Replies from: Vladimir_Nesov↑ comment by Vladimir_Nesov · 2021-05-09T19:37:22.467Z · LW(p) · GW(p)
Decisions should be taken about beliefs (as posets), not actions (as discrete sets). With the environment modeled by monotone maps, solutions (as fixpoints) can only be enacted for beliefs that are modeled as themselves, not for things that are modeled as something other than themselves (powersets for events with small finite sets of possible states, etc.). Also, only things that shall be enacted should be modeled as themselves, or else solutions won't be enacted into correctness.
This way, actions may depend on beliefs in an arbitrary way, the same as events in the environment can depend on actions in an arbitrary way, so actions play no special role in the decision making, only enacted beliefs do. For example the states of belief (other than ⊥) that lead to Cooperate don't in principle have to be upward closed. Not sure what's going on with that, there is no choosing between solutions in this setting, so it's not a great fit.
Replies from: Gurkenglas↑ comment by Gurkenglas · 2021-05-09T22:34:35.925Z · LW(p) · GW(p)
The belief state diagram is upward closed because I included the inconsistent belief states. We could say that a one-query player "decides to defect" if his query is proven false. Then he will only decide on both decisions when his beliefs are inconsistent. Alternatively we could have a query for each primitive decision, inducing a monotone map from P({C,D}) to queries; or we could identify players with these monotone maps.
I didn't follow the bit about being modeled as oneself. Every definition of the belief space gives us a player space, yes? And once we specify some beliefs we have a tournament to examine, an interesting one if we happen to pipe the player's outputs into their inputs through some proof engines. Define enacted.
Replies from: Vladimir_Nesov↑ comment by Vladimir_Nesov · 2021-05-09T23:20:09.235Z · LW(p) · GW(p)
We can model events (such as states of a program) with posets, related with each other by monotone maps. By beliefs I mean such posets or their elements (belief states). A state of an event can be enacted by an agent if the agent can bring it into that state. So if the agent decides on an action, that action can be enacted. But if instead the agent only decides on things like beliefs about actions (powersets of sets of possible actions), these can't be enacted, for example it can't ensure that the action is {C, D} or ⊥, that doesn't make sense. But for the beliefs about future states of agent's program that are themselves states of belief, modeled as themselves, the agent can enact them, and that makes them an excellent target for decision making. I think this is the important takeaway from the modal decisions setting, but the setting lacks the component of choosing between possible solutions according to preference, instead it's manipulating the pseudoenvironment between beliefs and actions to get something useful out of its incomplete decision making machinery.
We could say that a one-query player "decides to defect" if his query is proven false.
My point is that in principle, even for a belief whose set of states is moderately large (which the picture in the first comment of this thread gestures at), the action may be defined to depend on the belief state in an arbitrary way, perhaps switching back and forth between C and D as a belief gets stronger and stronger.

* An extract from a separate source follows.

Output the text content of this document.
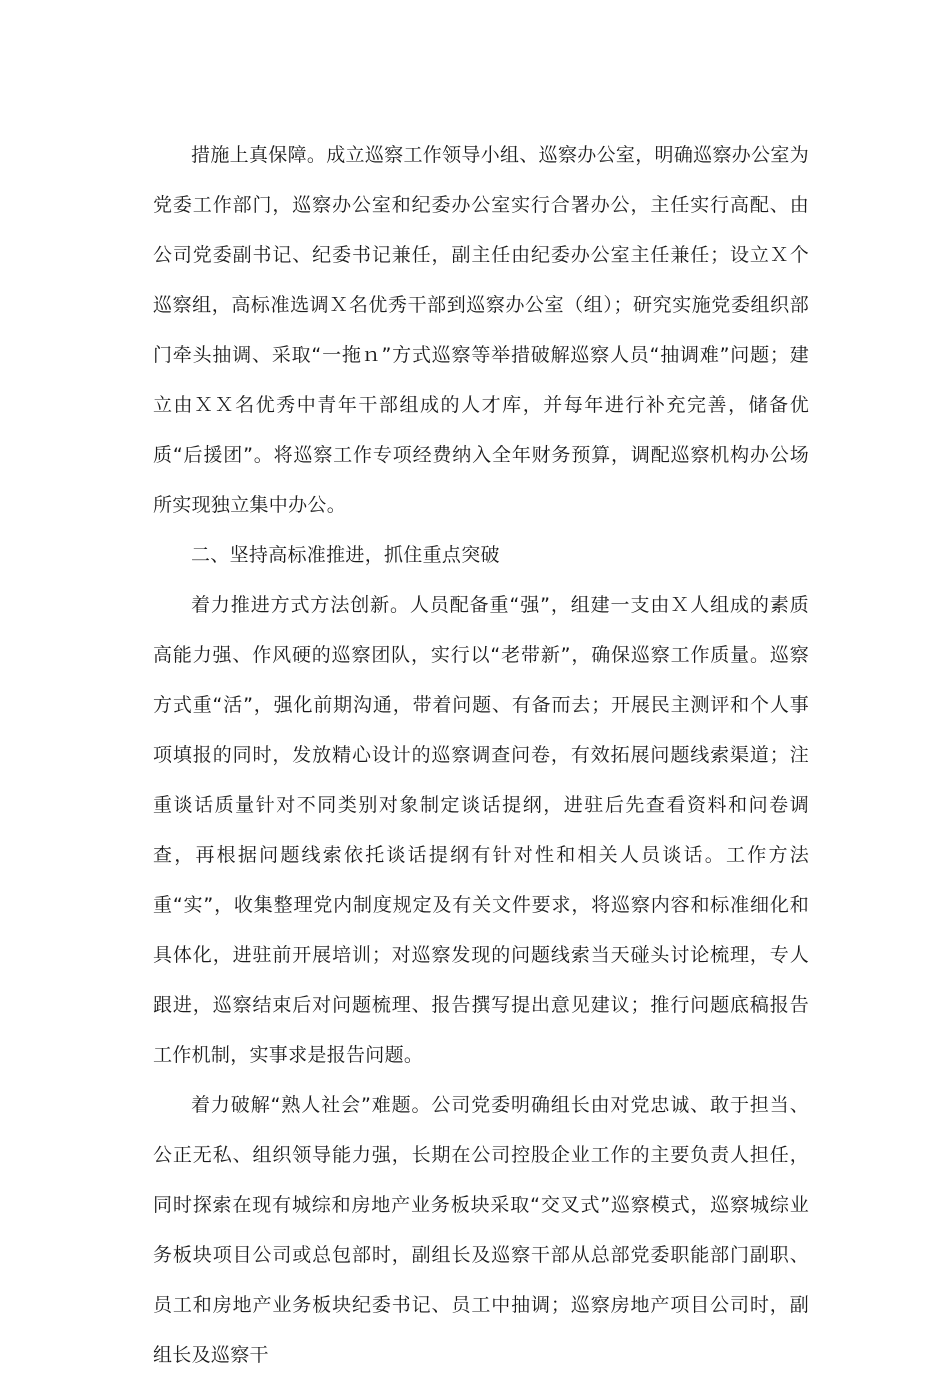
措施上真保障。成立巡察工作领导小组、巡察办公室，明确巡察办公室为党委工作部门，巡察办公室和纪委办公室实行合署办公，主任实行高配、由公司党委副书记、纪委书记兼任，副主任由纪委办公室主任兼任；设立Ｘ个巡察组，高标准选调Ｘ名优秀干部到巡察办公室（组）；研究实施党委组织部门牵头抽调、采取“一拖ｎ”方式巡察等举措破解巡察人员“抽调难”问题；建立由ＸＸ名优秀中青年干部组成的人才库，并每年进行补充完善，储备优质“后援团”。将巡察工作专项经费纳入全年财务预算，调配巡察机构办公场所实现独立集中办公。

二、坚持高标准推进，抓住重点突破

着力推进方式方法创新。人员配备重“强”，组建一支由Ｘ人组成的素质高能力强、作风硬的巡察团队，实行以“老带新”，确保巡察工作质量。巡察方式重“活”，强化前期沟通，带着问题、有备而去；开展民主测评和个人事项填报的同时，发放精心设计的巡察调查问卷，有效拓展问题线索渠道；注重谈话质量针对不同类别对象制定谈话提纲，进驻后先查看资料和问卷调查，再根据问题线索依托谈话提纲有针对性和相关人员谈话。工作方法重“实”，收集整理党内制度规定及有关文件要求，将巡察内容和标准细化和具体化，进驻前开展培训；对巡察发现的问题线索当天碰头讨论梳理，专人跟进，巡察结束后对问题梳理、报告撰写提出意见建议；推行问题底稿报告工作机制，实事求是报告问题。

着力破解“熟人社会”难题。公司党委明确组长由对党忠诚、敢于担当、公正无私、组织领导能力强，长期在公司控股企业工作的主要负责人担任，同时探索在现有城综和房地产业务板块采取“交叉式”巡察模式，巡察城综业务板块项目公司或总包部时，副组长及巡察干部从总部党委职能部门副职、员工和房地产业务板块纪委书记、员工中抽调；巡察房地产项目公司时，副组长及巡察干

That is because the action doesn't play a fundamental role in the decision making, only belief does (in this setting, statements with proofs), but we are not making use of the ability to choose which things have proofs according to preference, so there's this whole thing about carefully choosing how actions depend on beliefs, which doesn't work very well.

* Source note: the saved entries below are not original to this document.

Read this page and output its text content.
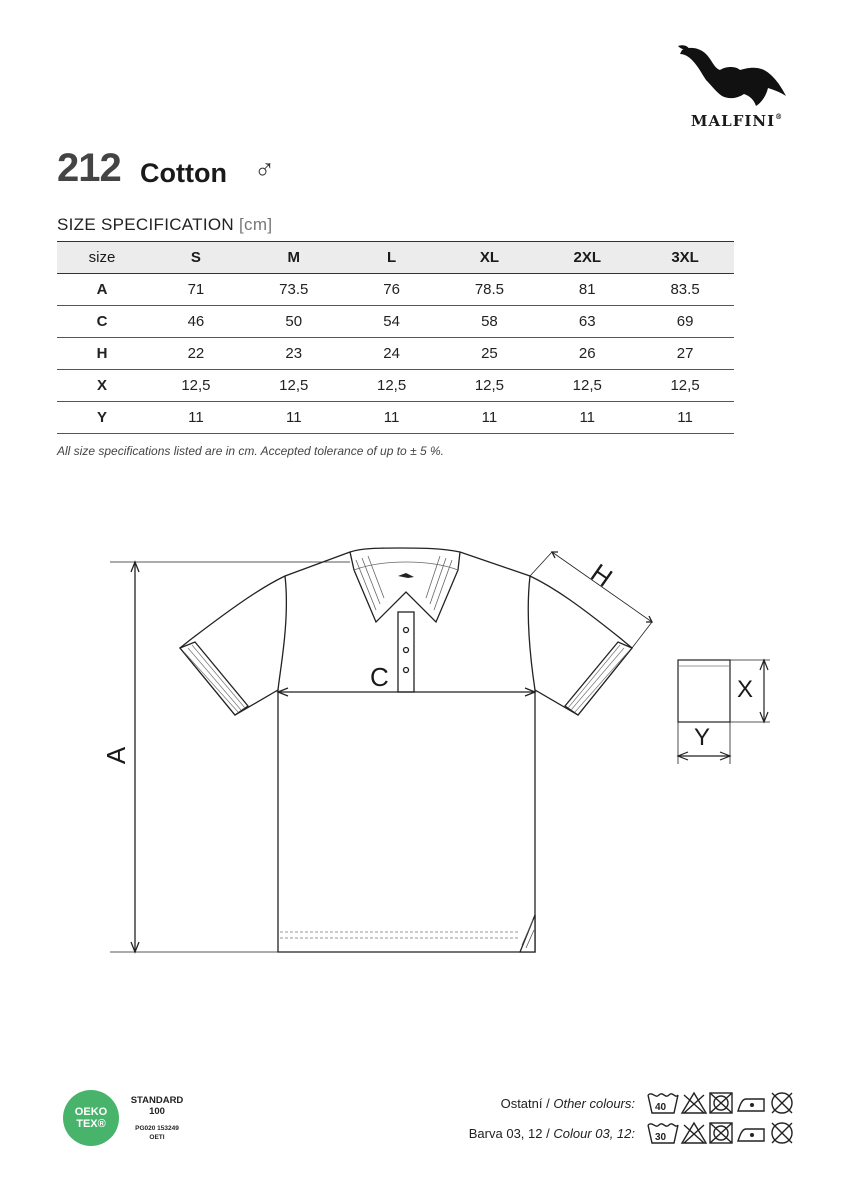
MALFINI®
212 Cotton ♂
SIZE SPECIFICATION [cm]
size	S	M	L	XL	2XL	3XL
A	71	73.5	76	78.5	81	83.5
C	46	50	54	58	63	69
H	22	23	24	25	26	27
X	12,5	12,5	12,5	12,5	12,5	12,5
Y	11	11	11	11	11	11
All size specifications listed are in cm. Accepted tolerance of up to ± 5 %.
A
C
H
X
Y
OEKO
TEX®
STANDARD
100
PG020 153249
OETI
Ostatní / Other colours:
Barva 03, 12 / Colour 03, 12:
40
30
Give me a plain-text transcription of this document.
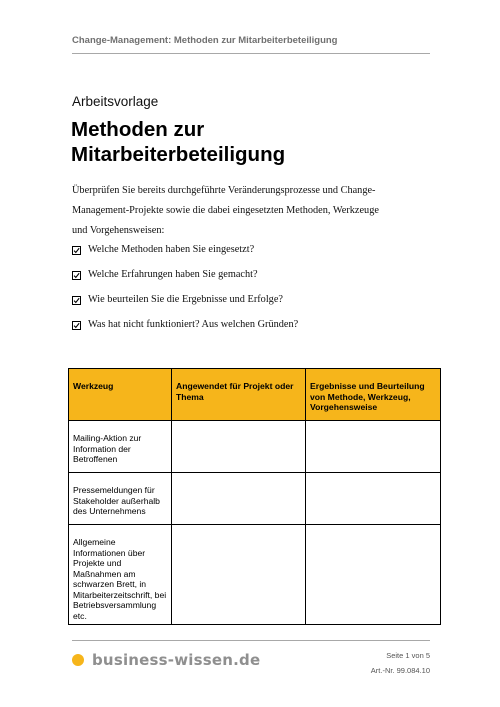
Change-Management: Methoden zur Mitarbeiterbeteiligung
Arbeitsvorlage
Methoden zur
Mitarbeiterbeteiligung

Überprüfen Sie bereits durchgeführte Veränderungsprozesse und Change-
Management-Projekte sowie die dabei eingesetzten Methoden, Werkzeuge
und Vorgehensweisen:

Welche Methoden haben Sie eingesetzt?
Welche Erfahrungen haben Sie gemacht?
Wie beurteilen Sie die Ergebnisse und Erfolge?
Was hat nicht funktioniert? Aus welchen Gründen?
Werkzeug	Angewendet für Projekt oder Thema	Ergebnisse und Beurteilung von Methode, Werkzeug, Vorgehensweise
Mailing-Aktion zur Information der Betroffenen		
Pressemeldungen für Stakeholder außerhalb des Unternehmens		
Allgemeine Informationen über Projekte und Maßnahmen am schwarzen Brett, in Mitarbeiterzeitschrift, bei Betriebsversammlung etc.		
business-wissen.de	Seite 1 von 5
Art.-Nr. 99.084.10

Replies from: Gurkenglas↑ comment by Gurkenglas · 2021-05-10T07:09:50.340Z · LW(p) · GW(p)
Yeah, enacting comes in at a higher level of interpretation than is yet considered here. The increasing levels of interpretation here are: Set theory or other math foundations; we consider sets of queries and beliefs and players with functions between them; we add porder and monotonicity; we specify proof engines and their properties like consistency; we define utilities, decision theories, and what makes some players better than others. (Category theory is good at keeping these separate.) I'd start talking about "enacting" when we define a decision theory like "Make the decision such that I can prove the best lower bound on utility.". What do you mean by deciding on a belief state? "Decision" is defined before I establish any causation from decisions to beliefs.

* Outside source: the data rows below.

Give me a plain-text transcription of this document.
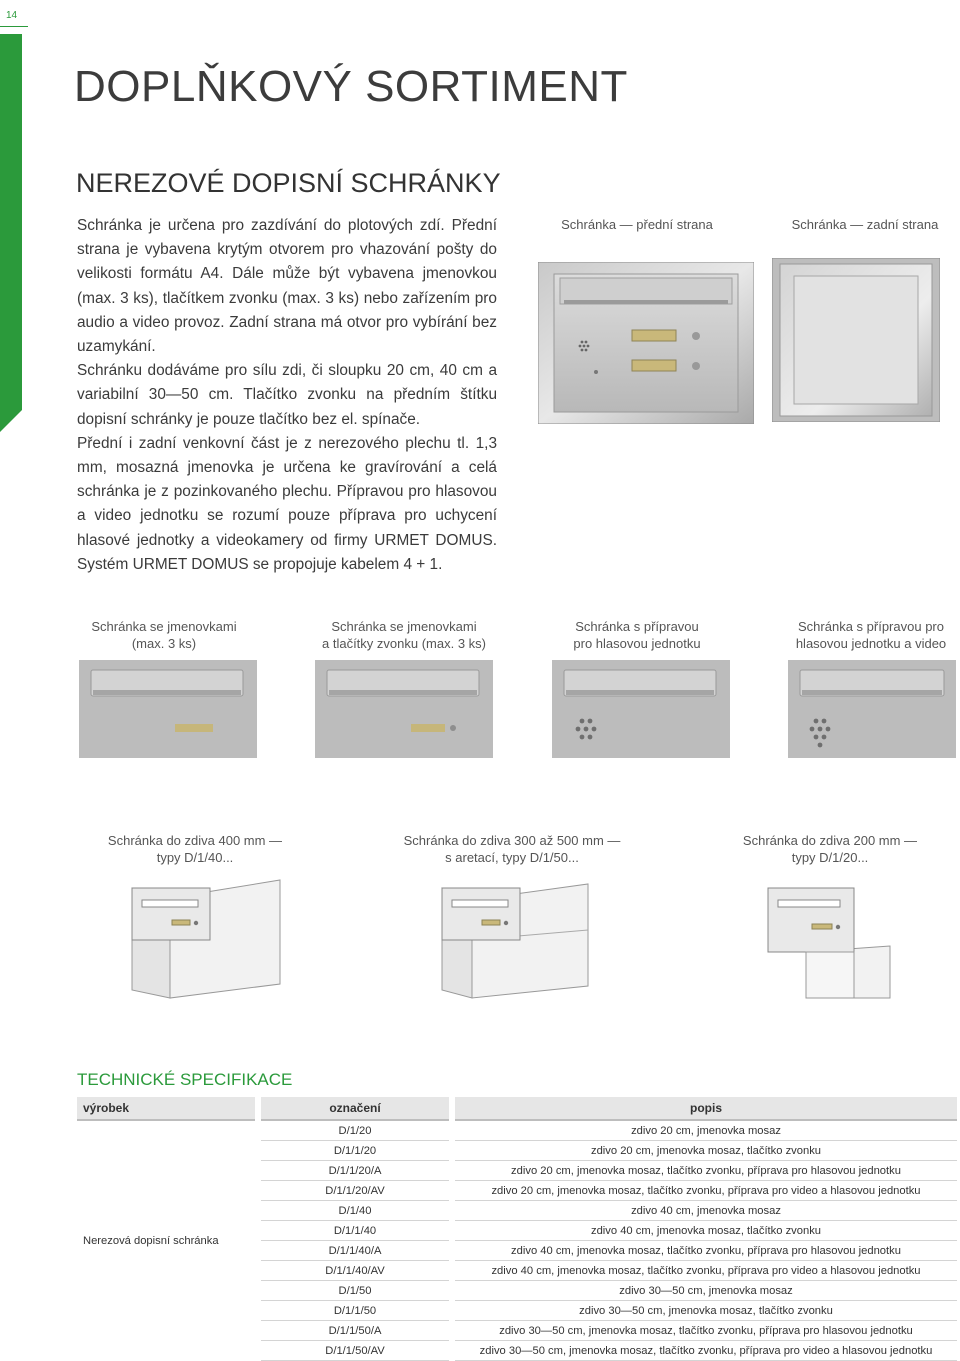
14
DOPLŇKOVÝ SORTIMENT
NEREZOVÉ DOPISNÍ SCHRÁNKY

Schránka je určena pro zazdívání do plotových zdí. Přední strana je vybavena krytým otvorem pro vhazování pošty do velikosti formátu A4. Dále může být vybavena jmenovkou (max. 3 ks), tlačítkem zvonku (max. 3 ks) nebo zařízením pro audio a video provoz. Zadní strana má otvor pro vybírání bez uzamykání.

Schránku dodáváme pro sílu zdi, či sloupku 20 cm, 40 cm a variabilní 30—50 cm. Tlačítko zvonku na předním štítku dopisní schránky je pouze tlačítko bez el. spínače.

Přední i zadní venkovní část je z nerezového plechu tl. 1,3 mm, mosazná jmenovka je určena ke gravírování a celá schránka je z pozinkovaného plechu. Přípravou pro hlasovou a video jednotku se rozumí pouze příprava pro uchycení hlasové jednotky a videokamery od firmy URMET DOMUS. Systém URMET DOMUS se propojuje kabelem 4 + 1.

Schránka — přední strana	Schránka — zadní strana
Schránka se jmenovkami
(max. 3 ks)
Schránka se jmenovkami
a tlačítky zvonku (max. 3 ks)
Schránka s přípravou
pro hlasovou jednotku
Schránka s přípravou pro
hlasovou jednotku a video
Schránka do zdiva 400 mm —
typy D/1/40...
Schránka do zdiva 300 až 500 mm —
s aretací, typy D/1/50...
Schránka do zdiva 200 mm —
typy D/1/20...
TECHNICKÉ SPECIFIKACE
výrobek		označení		popis
Nerezová dopisní schránka		D/1/20		zdivo 20 cm, jmenovka mosaz
		D/1/1/20		zdivo 20 cm, jmenovka mosaz, tlačítko zvonku
		D/1/1/20/A		zdivo 20 cm, jmenovka mosaz, tlačítko zvonku, příprava pro hlasovou jednotku
		D/1/1/20/AV		zdivo 20 cm, jmenovka mosaz, tlačítko zvonku, příprava pro video a hlasovou jednotku
		D/1/40		zdivo 40 cm, jmenovka mosaz
		D/1/1/40		zdivo 40 cm, jmenovka mosaz, tlačítko zvonku
		D/1/1/40/A		zdivo 40 cm, jmenovka mosaz, tlačítko zvonku, příprava pro hlasovou jednotku
		D/1/1/40/AV		zdivo 40 cm, jmenovka mosaz, tlačítko zvonku, příprava pro video a hlasovou jednotku
		D/1/50		zdivo 30—50 cm, jmenovka mosaz
		D/1/1/50		zdivo 30—50 cm, jmenovka mosaz, tlačítko zvonku
		D/1/1/50/A		zdivo 30—50 cm, jmenovka mosaz, tlačítko zvonku, příprava pro hlasovou jednotku
		D/1/1/50/AV		zdivo 30—50 cm, jmenovka mosaz, tlačítko zvonku, příprava pro video a hlasovou jednotku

Oh, I thought you meant you didn't see why any two beliefs had an upper bound. My choice to make players monotonic comes from intuition that that's how the math is supposed to look. I'd define Query=P(Decision) as Decision->2 as well but that plainly makes no sense so I'm looking for the true posetty definition of Query, and "logical formulas" looks good so far. Switching back and forth sounds more like you want to do multiple decisions, one after the other. There's also a more grounded case to be made that your policy should become more certain as your knowledge does, do you see it?